Saw the SpaceX Starlink satellites

I agree, $100 a month for data is not cheap, you have TMobile offering internet for $60, local companies offering it for $50 and big companies offering it for up to $80, total cost includes taxes and most always equipment. All of them over 100 Mbps. Of them all satellite will be the most weather dependent.
Time will tell but if you have none of the mentioned options, satellite is the only answer, with that said we are talking a small, very small part of the population, others will have many choices, choose is good. I think the cell companies are going to give everyone a run for their money.

As far as "market of cell phone" not sure what you mean? Home internet has come a long way and been around longer.
Up here our cell companies have been very reluctant to offer internet at reasonable prices as it would show that their cell phone plans are silly expensive for what they are. People can pay 1 or 2 dollars a gig/month on home internet out where I live out in the sticks, if they still with the big companies... We have a local guy who set up his own business with a set of towers to do over the air for less money than the big companies and unlimited data plans. He's got the ping down to about 100ms in the busy periods and 25mb/s runs all the youtube, zooms, etc four of us can use at once.
Lots of people around me are already on Starlink beta and are pretty happy with it, there are some drops and you can see there will be slow times or even momentary outages based on how many satellites are going over and what angles they are and if you have trees or buildings blocking some. But no one has said they are going back to cell tower based internet.
https://satellitemap.space/ This is a neat realtime tracker that sees whats over you at the moment.
 
Last edited:
I agree, $100 a month for data is not cheap, you have TMobile offering internet for $60, local companies offering it for $50 and big companies offering it for up to $80, total cost includes taxes and most always equipment. All of them over 100 Mbps. Of them all satellite will be the most weather dependent.
Time will tell but if you have none of the mentioned options, satellite is the only answer, with that said we are talking a small, very small part of the population, others will have many choices, choose is good. I think the cell companies are going to give everyone a run for their money.

As far as "market of cell phone" not sure what you mean? Home internet has come a long way and been around longer.
The term "cell" means the same frequency can be reused if you bring the coverage of the antenna down by make use of less powerful antenna for smaller "cellular" coverage. Bandwidth is expensive, they figure out how to roam from one to another so this is not a problem anymore.

Satellite is the same, they have lower the orbit of the satellite so it takes more satellite, it is more expensive IF you do not have more customer reusing the same, now smaller, coverage. If you reuse them your cost is actually lowered per customer.

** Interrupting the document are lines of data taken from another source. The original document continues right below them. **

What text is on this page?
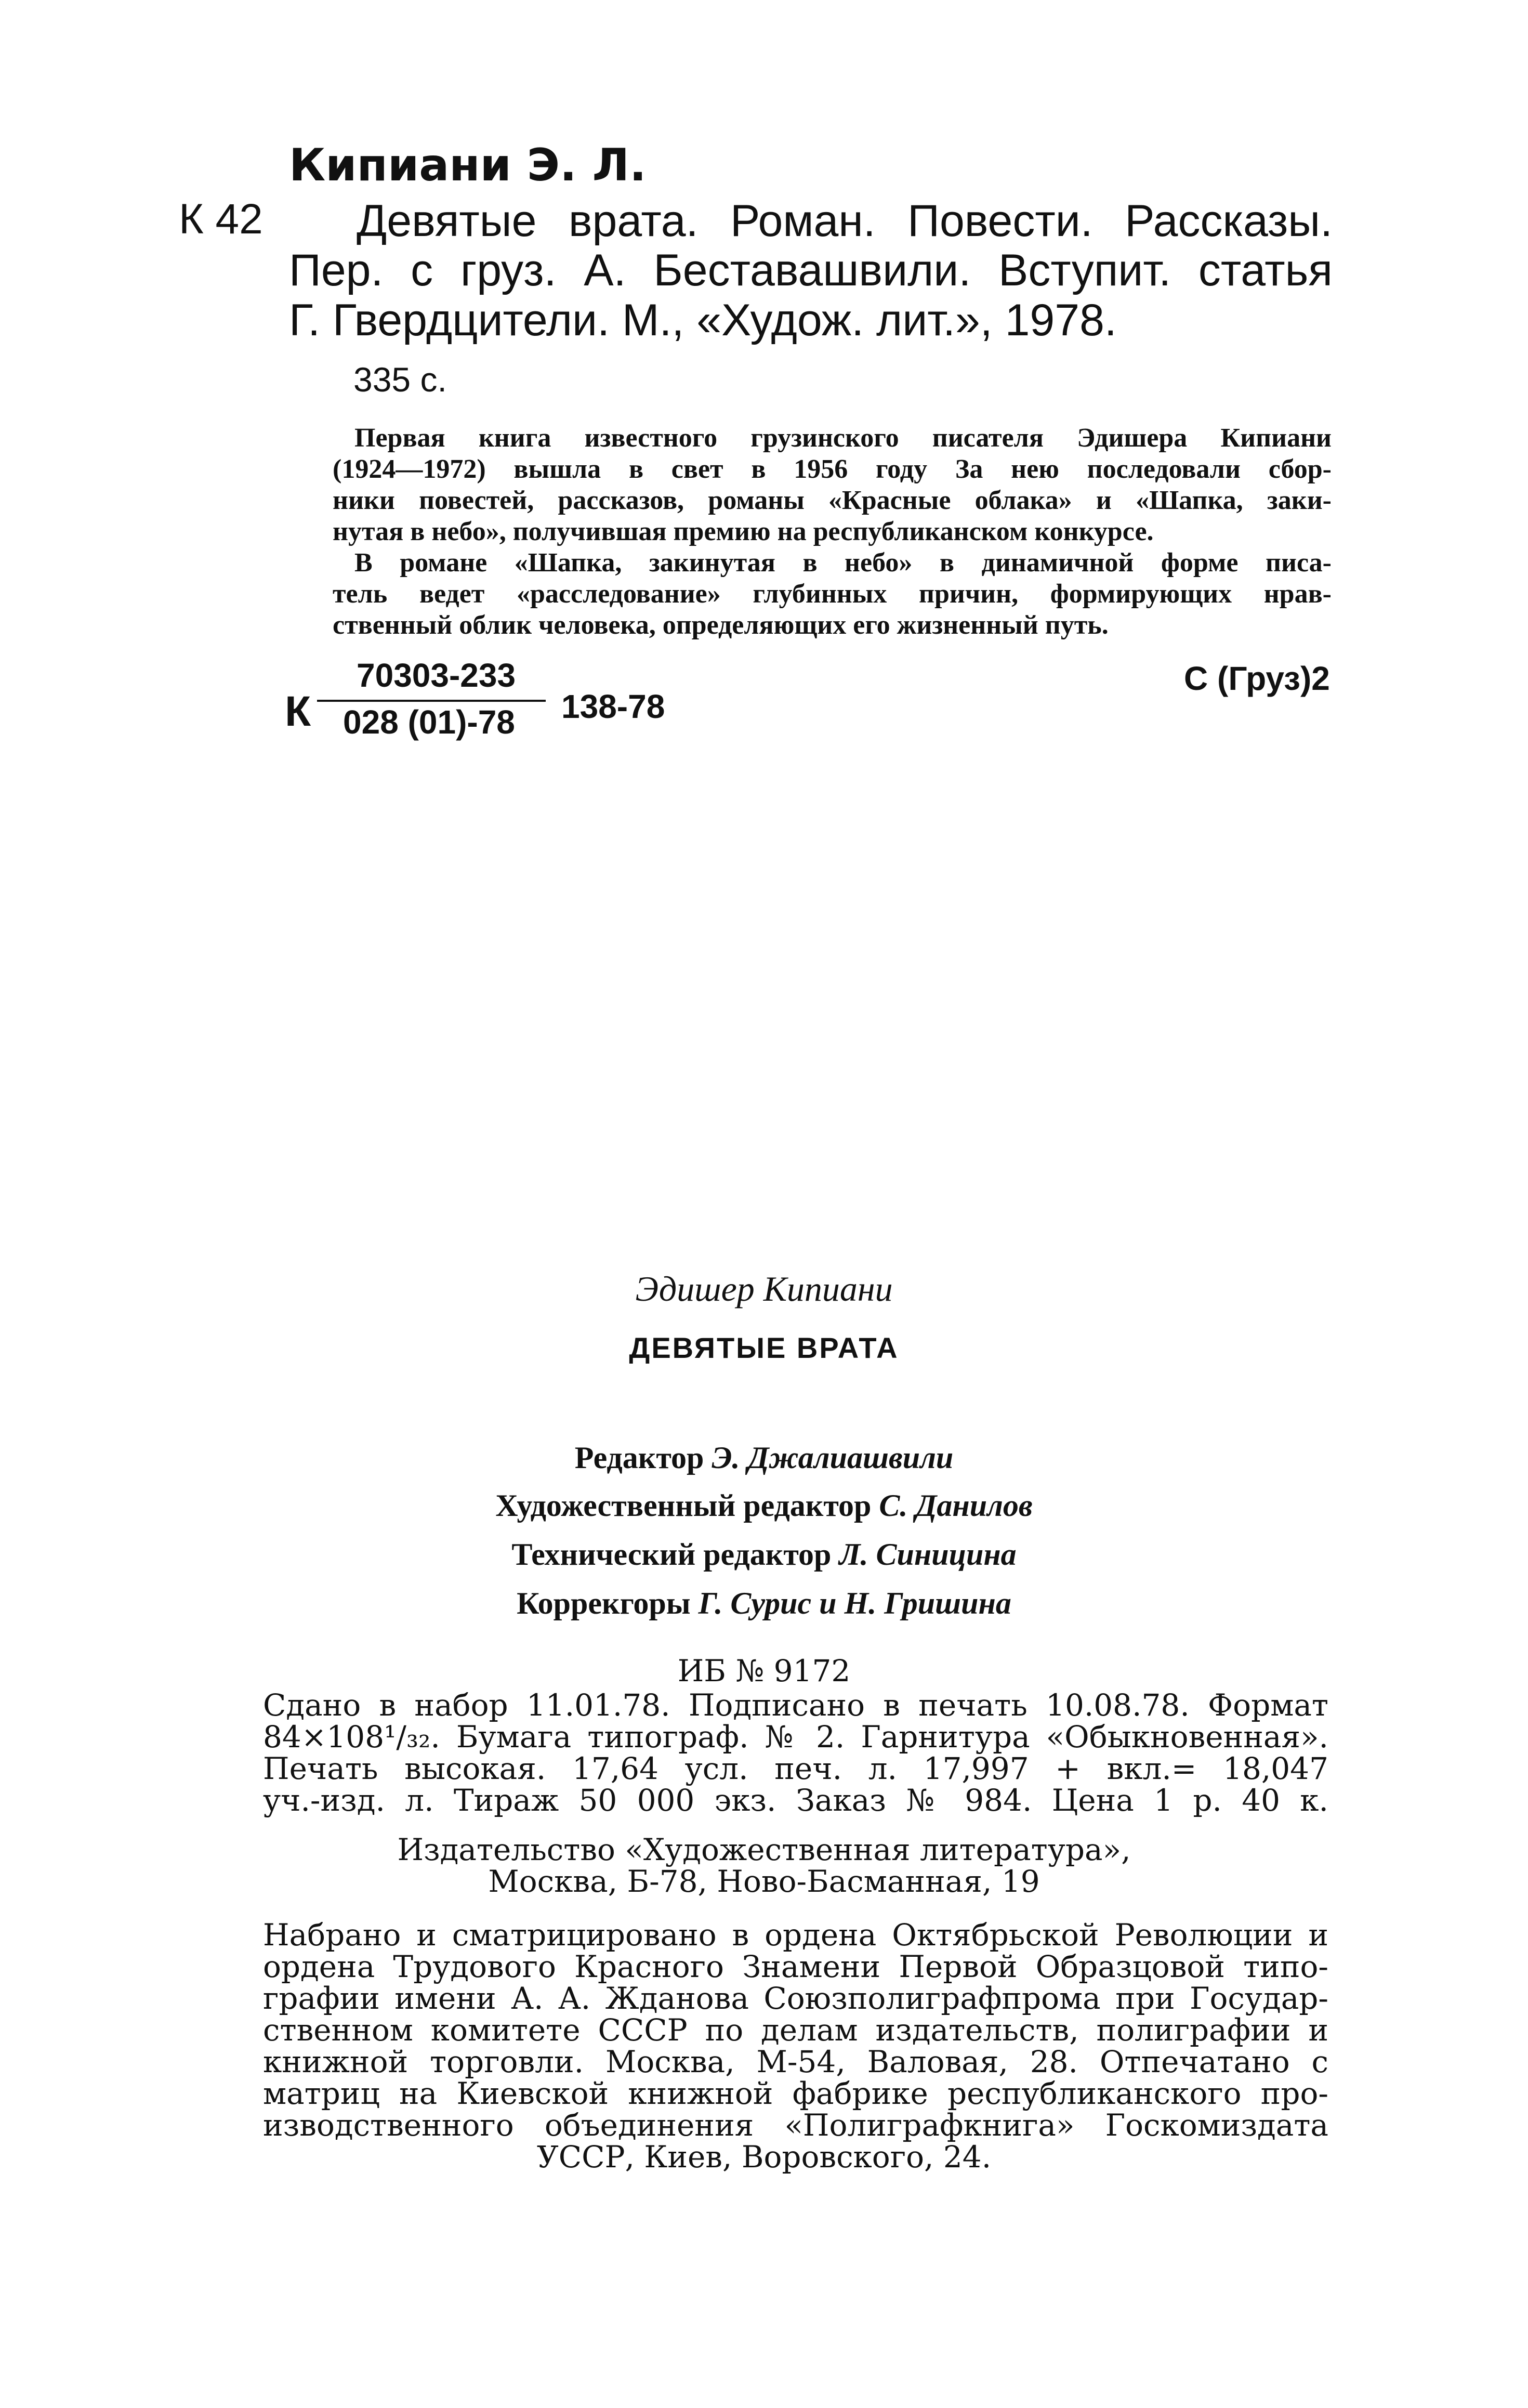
Кипиани Э. Л.
К 42 Девятые врата. Роман. Повести. Рассказы.
Пер. с груз. А. Беставашвили. Вступит. статья
Г. Гвердцители. М., «Худож. лит.», 1978.
335 с.
Первая книга известного грузинского писателя Эдишера Кипиани
(1924—1972) вышла в свет в 1956 году За нею последовали сбор-
ники повестей, рассказов, романы «Красные облака» и «Шапка, заки-
нутая в небо», получившая премию на республиканском конкурсе.
В романе «Шапка, закинутая в небо» в динамичной форме писа-
тель ведет «расследование» глубинных причин, формирующих нрав-
ственный облик человека, определяющих его жизненный путь.
К
70303-233
028 (01)-78 138-78
С (Груз)2
Эдишер Кипиани
ДЕВЯТЫЕ ВРАТА
Редактор Э. Джалиашвили
Художественный редактор С. Данилов
Технический редактор Л. Синицина
Коррекгоры Г. Сурис и Н. Гришина
ИБ № 9172
Сдано в набор 11.01.78. Подписано в печать 10.08.78. Формат
84×108¹/₃₂. Бумага типограф. № 2. Гарнитура «Обыкновенная».
Печать высокая. 17,64 усл. печ. л. 17,997 + вкл.= 18,047
уч.-изд. л. Тираж 50 000 экз. Заказ № 984. Цена 1 р. 40 к.
Издательство «Художественная литература»,
Москва, Б-78, Ново-Басманная, 19
Набрано и сматрицировано в ордена Октябрьской Революции и
ордена Трудового Красного Знамени Первой Образцовой типо-
графии имени А. А. Жданова Союзполиграфпрома при Государ-
ственном комитете СССР по делам издательств, полиграфии и
книжной торговли. Москва, М-54, Валовая, 28. Отпечатано с
матриц на Киевской книжной фабрике республиканского про-
изводственного объединения «Полиграфкнига» Госкомиздата
УССР, Киев, Воровского, 24.
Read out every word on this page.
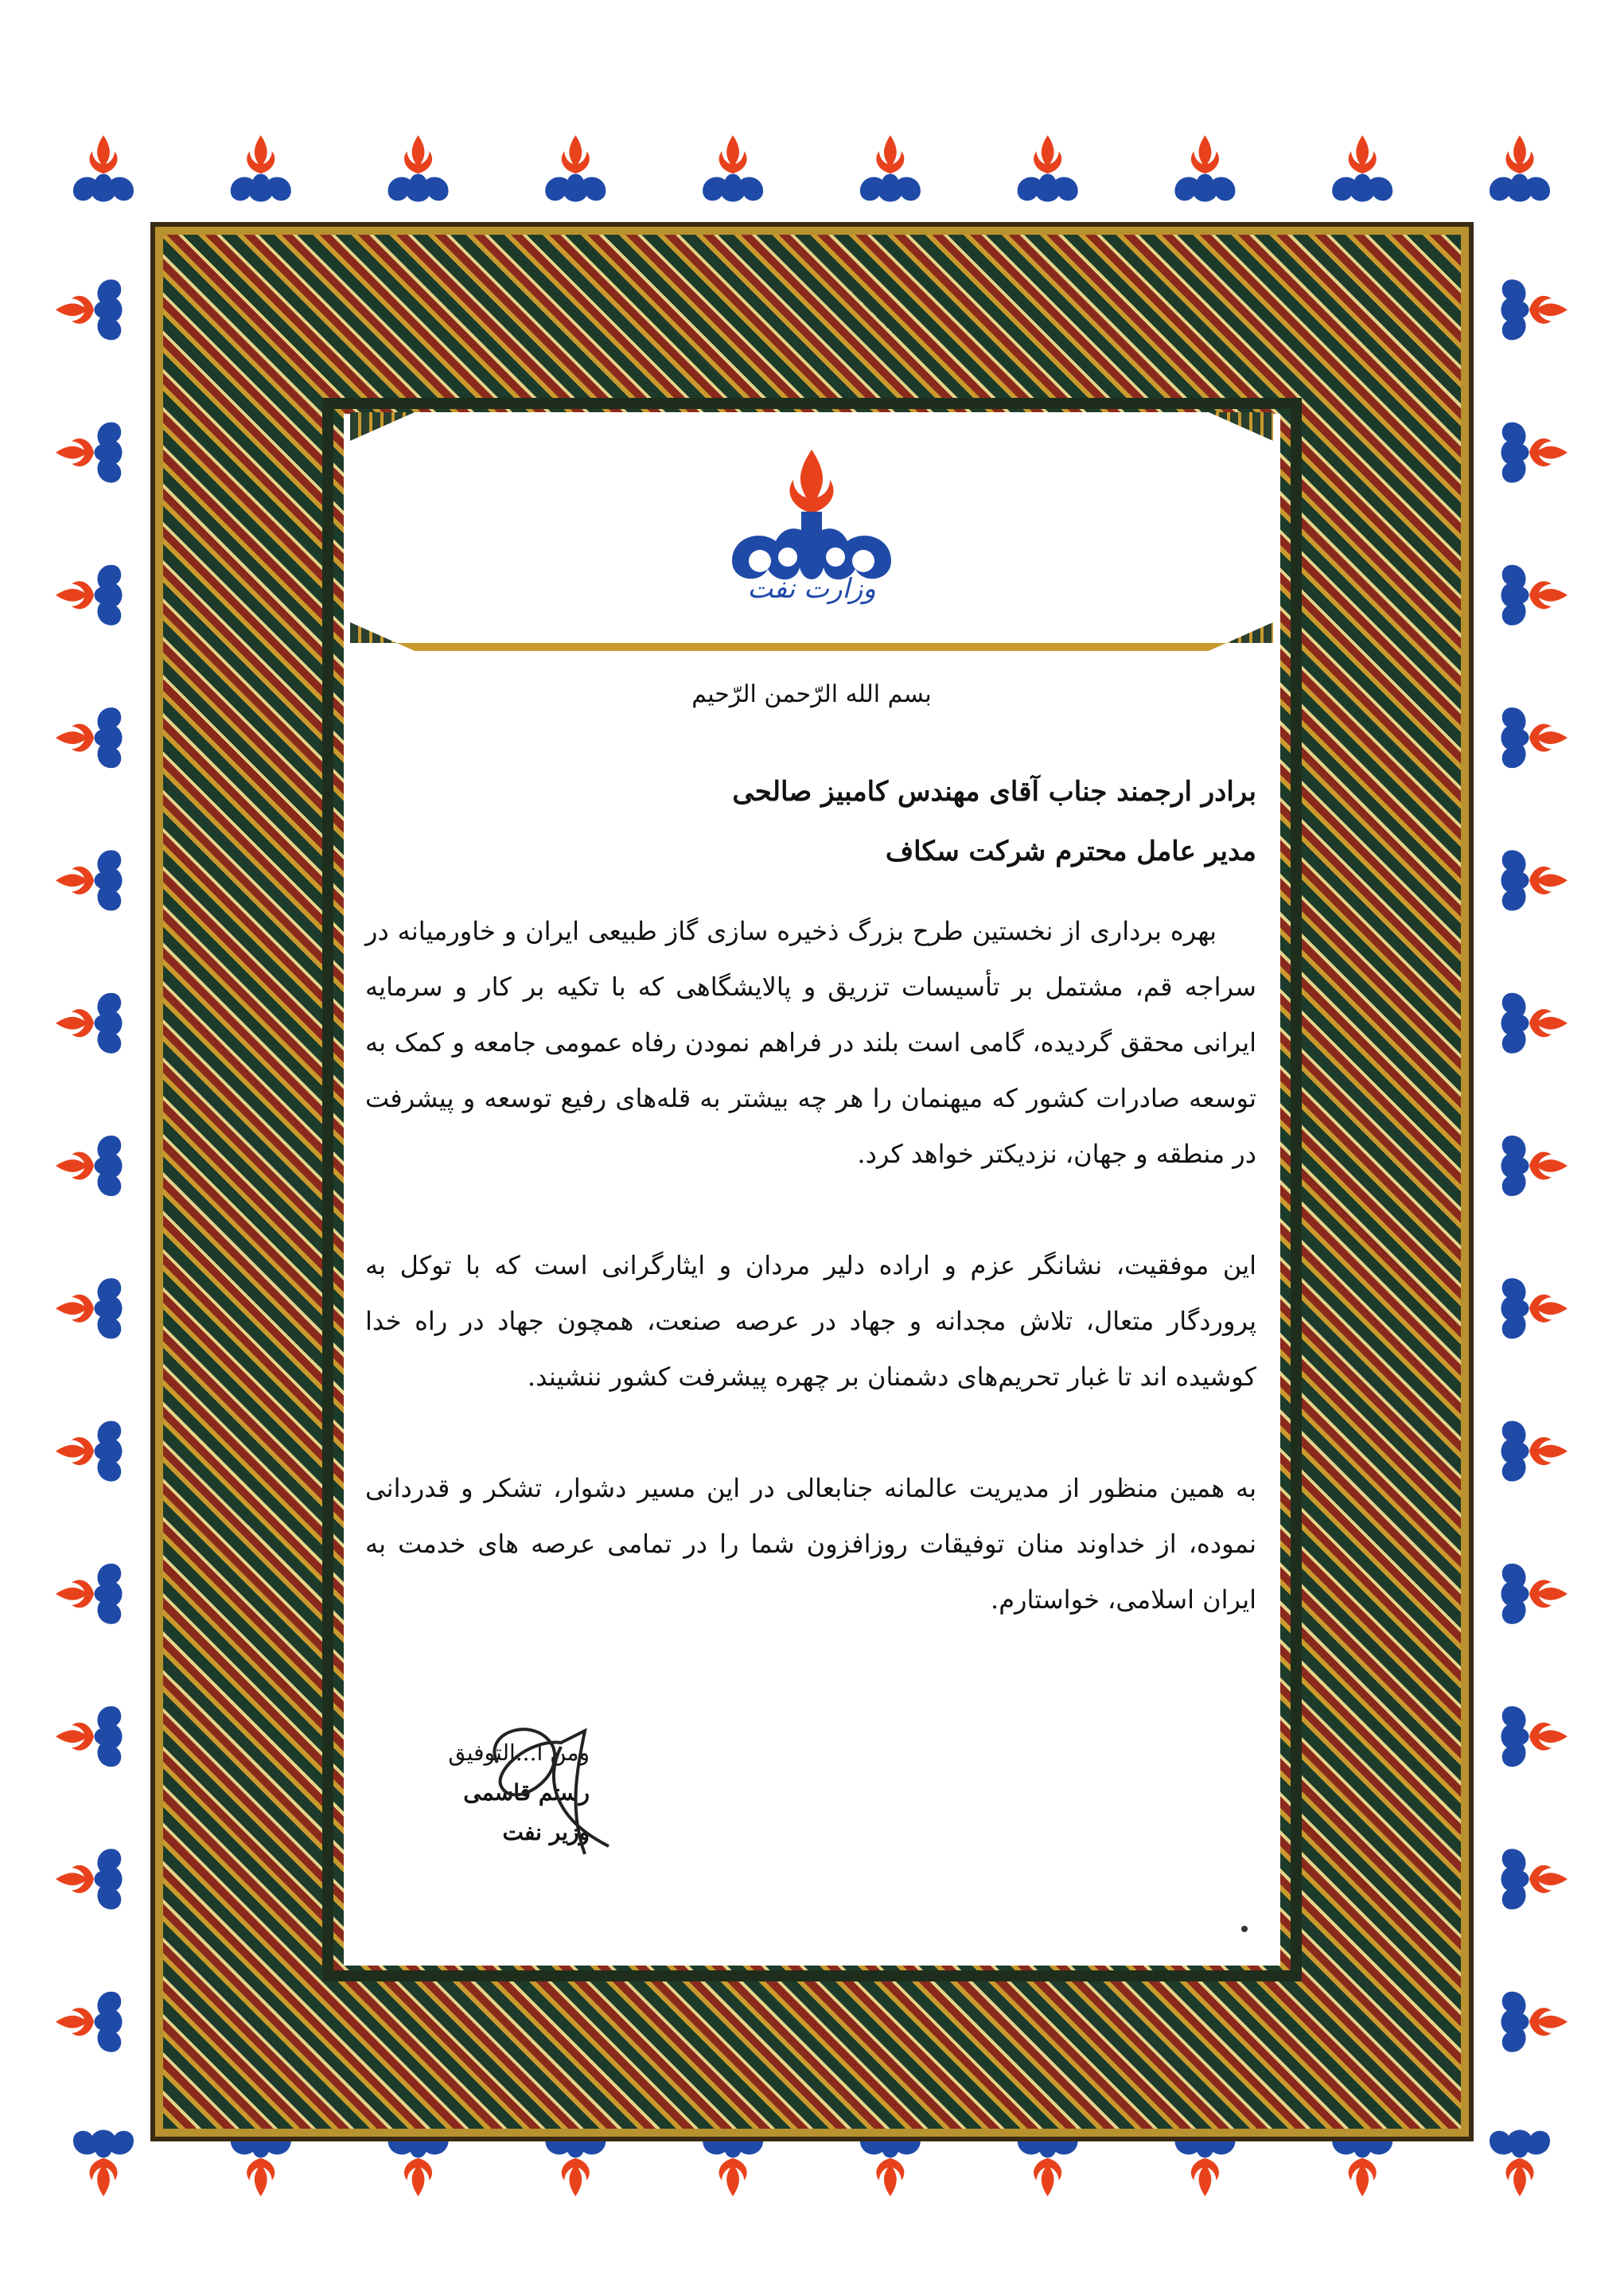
وزارت نفت
بسم الله الرّحمن الرّحیم
برادر ارجمند جناب آقای مهندس کامبیز صالحی
مدیر عامل محترم شرکت سکاف
بهره برداری از نخستین طرح بزرگ ذخیره سازی گاز طبیعی ایران و خاورمیانه در سراجه قم، مشتمل بر تأسیسات تزریق و پالایشگاهی که با تکیه بر کار و سرمایه ایرانی محقق گردیده، گامی است بلند در فراهم نمودن رفاه عمومی جامعه و کمک به توسعه صادرات کشور که میهنمان را هر چه بیشتر به قله‌های رفیع توسعه و پیشرفت در منطقه و جهان، نزدیکتر خواهد کرد.
این موفقیت، نشانگر عزم و اراده دلیر مردان و ایثارگرانی است که با توکل به پروردگار متعال، تلاش مجدانه و جهاد در عرصه صنعت، همچون جهاد در راه خدا کوشیده اند تا غبار تحریم‌های دشمنان بر چهره پیشرفت کشور ننشیند.
به همین منظور از مدیریت عالمانه جنابعالی در این مسیر دشوار، تشکر و قدردانی نموده، از خداوند منان توفیقات روزافزون شما را در تمامی عرصه های خدمت به ایران اسلامی، خواستارم.
ومن ا...التوفیق
رستم قاسمی
وزیر نفت
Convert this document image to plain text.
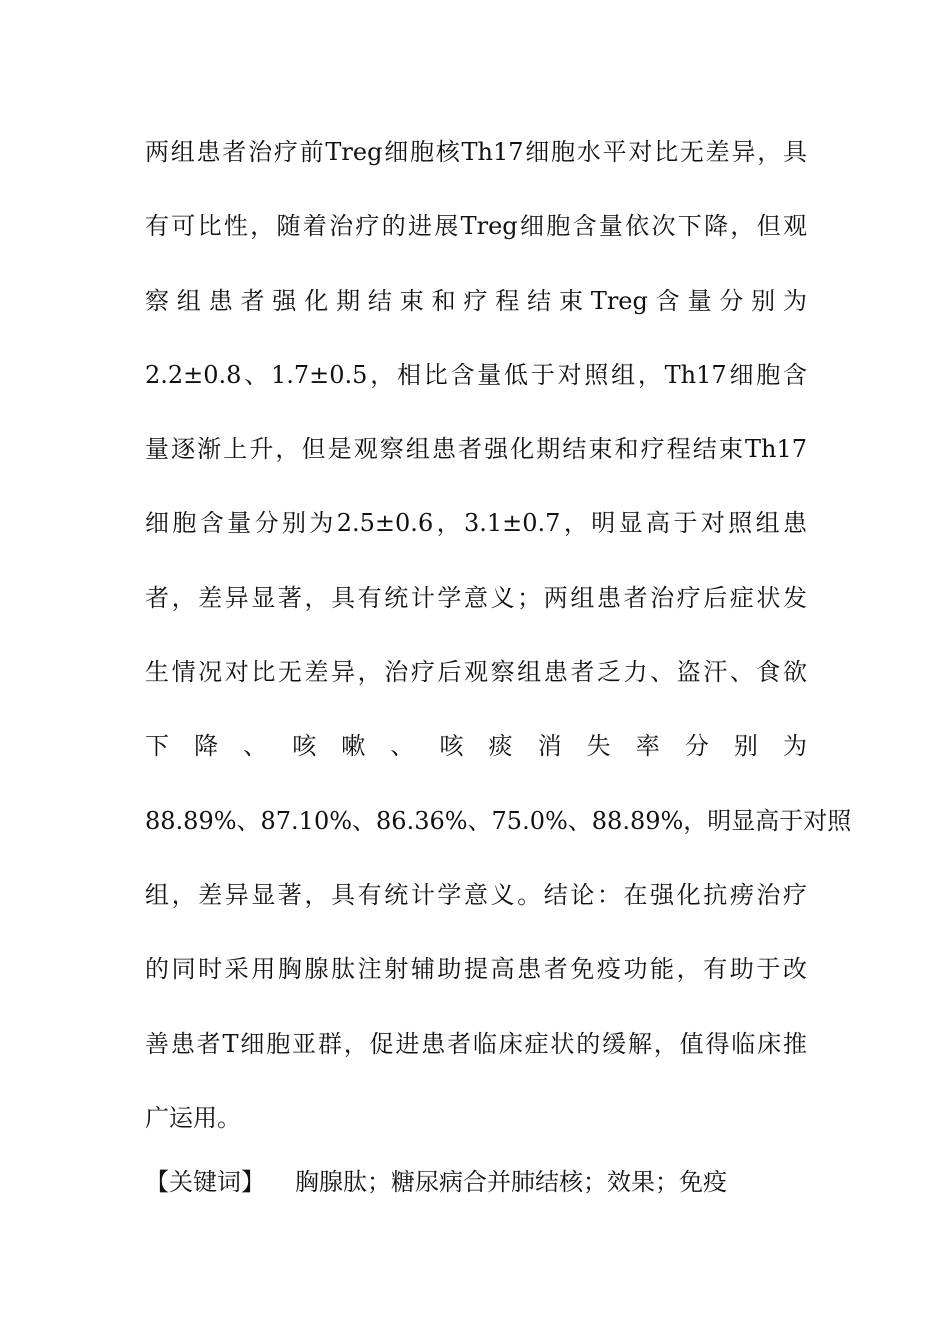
两组患者治疗前Treg细胞核Th17细胞水平对比无差异，具
有可比性，随着治疗的进展Treg细胞含量依次下降，但观
察 组 患 者 强 化 期 结 束 和 疗 程 结 束 Treg 含 量 分 别 为
2.2±0.8、1.7±0.5，相比含量低于对照组，Th17细胞含
量逐渐上升，但是观察组患者强化期结束和疗程结束Th17
细胞含量分别为2.5±0.6，3.1±0.7，明显高于对照组患
者，差异显著，具有统计学意义；两组患者治疗后症状发
生情况对比无差异，治疗后观察组患者乏力、盗汗、食欲
下 降 、 咳 嗽 、 咳 痰 消 失 率 分 别 为
88.89%、87.10%、86.36%、75.0%、88.89%，明显高于对照
组，差异显著，具有统计学意义。结论：在强化抗痨治疗
的同时采用胸腺肽注射辅助提高患者免疫功能，有助于改
善患者T细胞亚群，促进患者临床症状的缓解，值得临床推
广运用。
【关键词】 胸腺肽；糖尿病合并肺结核；效果；免疫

Cellular phone call and data is what I was talking about, as soon as it shrink the coverage size and put up more towers it becomes cheaper per user. Same will happen with 5G (higher frequency, less penetration, shorter distance, more bandwidth reuse, cheaper cost per user) and starlink like low orbit satellite.
 
There should be a program like the REA to install fiber optic cables in rural areas. These could be used either wholesale in support of a 5G or other wireless distribution, or ultimately as a direct to consumer utility. The technology to do this has existed for at least 15 years, but it doesn't fit with conventional business practices. Just like electricity, the payback to install a long line to serve few customers is very long, but it does exist.